High levels of debt continued to weaken corporate balance sheets and the fragile banking system might need to go through another round of recapitalisation, he said.

The Thai Asset Management Corporation, formed to buy bad debts from banks, might not be able to clean up the badloan problem, he said.

The banking system would likely be saddled with nonperforming loans totalling 10 to 20 per cent of lending even after the TAMC clean up, he said.

Banks remain reluctant to make new loans to the corporate sector because it remains saddled with old debts, he said.

The trust system existed in Thailand in the old days when bankers made loans to traders based on personal reputation, but both bankers and borrowers abused the system, Ammar said.

It is necessary to rebuild that system of trust which was destroyed in the financial crash of 1997, he said.

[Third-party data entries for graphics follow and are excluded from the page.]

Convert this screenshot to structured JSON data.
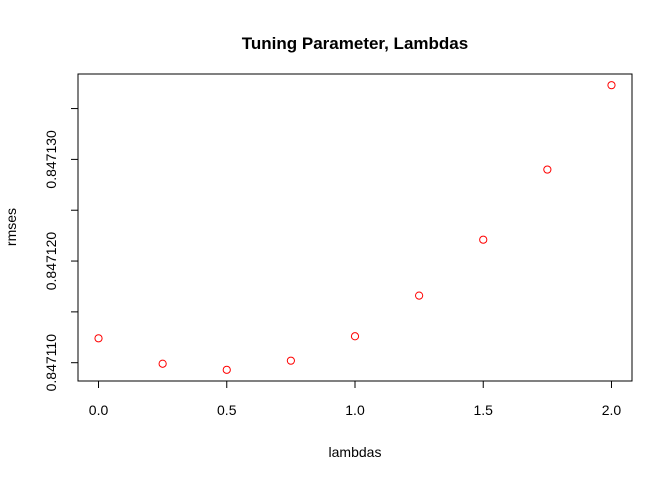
{
  "chart_data": {
    "type": "scatter",
    "title": "Tuning Parameter, Lambdas",
    "xlabel": "lambdas",
    "ylabel": "rmses",
    "x": [
      0.0,
      0.25,
      0.5,
      0.75,
      1.0,
      1.25,
      1.5,
      1.75,
      2.0
    ],
    "y": [
      0.8471124,
      0.8471099,
      0.8471093,
      0.8471102,
      0.8471126,
      0.8471166,
      0.8471221,
      0.847129,
      0.8471373
    ],
    "xlim": [
      -0.08,
      2.08
    ],
    "ylim": [
      0.8471082,
      0.8471384
    ],
    "x_ticks": [
      0.0,
      0.5,
      1.0,
      1.5,
      2.0
    ],
    "x_tick_labels": [
      "0.0",
      "0.5",
      "1.0",
      "1.5",
      "2.0"
    ],
    "y_ticks": [
      0.84711,
      0.847115,
      0.84712,
      0.847125,
      0.84713,
      0.847135
    ],
    "y_tick_labels": [
      "0.847110",
      "",
      "0.847120",
      "",
      "0.847130",
      ""
    ],
    "grid": false,
    "marker": "open-circle",
    "marker_color": "#ff0000"
  }
}
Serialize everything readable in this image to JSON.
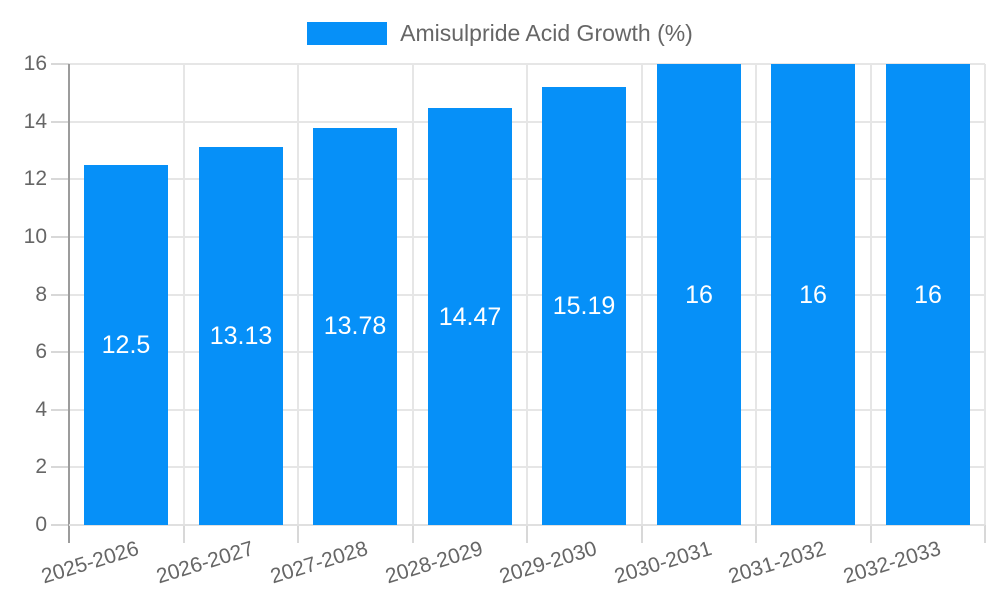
{
  "chart_data": {
    "type": "bar",
    "title": "",
    "legend_label": "Amisulpride Acid Growth (%)",
    "legend_position": "top",
    "categories": [
      "2025-2026",
      "2026-2027",
      "2027-2028",
      "2028-2029",
      "2029-2030",
      "2030-2031",
      "2031-2032",
      "2032-2033"
    ],
    "values": [
      12.5,
      13.13,
      13.78,
      14.47,
      15.19,
      16,
      16,
      16
    ],
    "value_labels": [
      "12.5",
      "13.13",
      "13.78",
      "14.47",
      "15.19",
      "16",
      "16",
      "16"
    ],
    "xlabel": "",
    "ylabel": "",
    "ylim": [
      0,
      16
    ],
    "yticks": [
      "0",
      "2",
      "4",
      "6",
      "8",
      "10",
      "12",
      "14",
      "16"
    ],
    "grid": true,
    "x_label_rotation_deg": -17,
    "colors": {
      "bar": "#0690f8",
      "value_label": "#ffffff",
      "tick_text": "#666666",
      "legend_text": "#666666",
      "gridline": "#e6e6e6",
      "y_axis_line": "#9c9c9c",
      "x_axis_line": "#e0e0e0",
      "tick_mark": "#d8d8d8",
      "background": "#ffffff"
    }
  }
}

Dr Kosit Pampiemras, executive chairman of Bangkok Bank, also expressed concern over the sluggish economy.

“With a growth rate of 1 per cent, the rain falls only over a small part of the country. We need at least 4 per cent growth for everybody to get wet,” he said.

Kosit said he previously predicted it would take at least five years for Thailand to recover from the crisis. He now thinks recovery may take even longer but did not say for how long.

Thais need to build an infrastructure for the New Economy, by employing information technology, better management skills and improved corporate governance, he said.

It is necessary to make the investments now so that when the global economic environment improves, Thailand can benefit from the recovery and achieve a more stable growth rate of 4 to 5 per cent, he said.

“You can forget about having growth rates of 7 to 8 per cent as we had in the past,” he said. “We are now going through a period of uncertainty. In some years we might grow 4 to 5 per cent. But in others we may have growth of 0 to 2 per cent.”

Bangkok Bank had set a target of Bt10 billion this year for lend?ing to small and mediumsized enterprises (SMEs), Kosit said. But so far only Bt4 billion to Bt5 billion had been handed out because SMEs had not proposed enough projects worth lending to, he said.

The government cannot solve the problems faced by of SMEs by throwing money at them, Ammar said.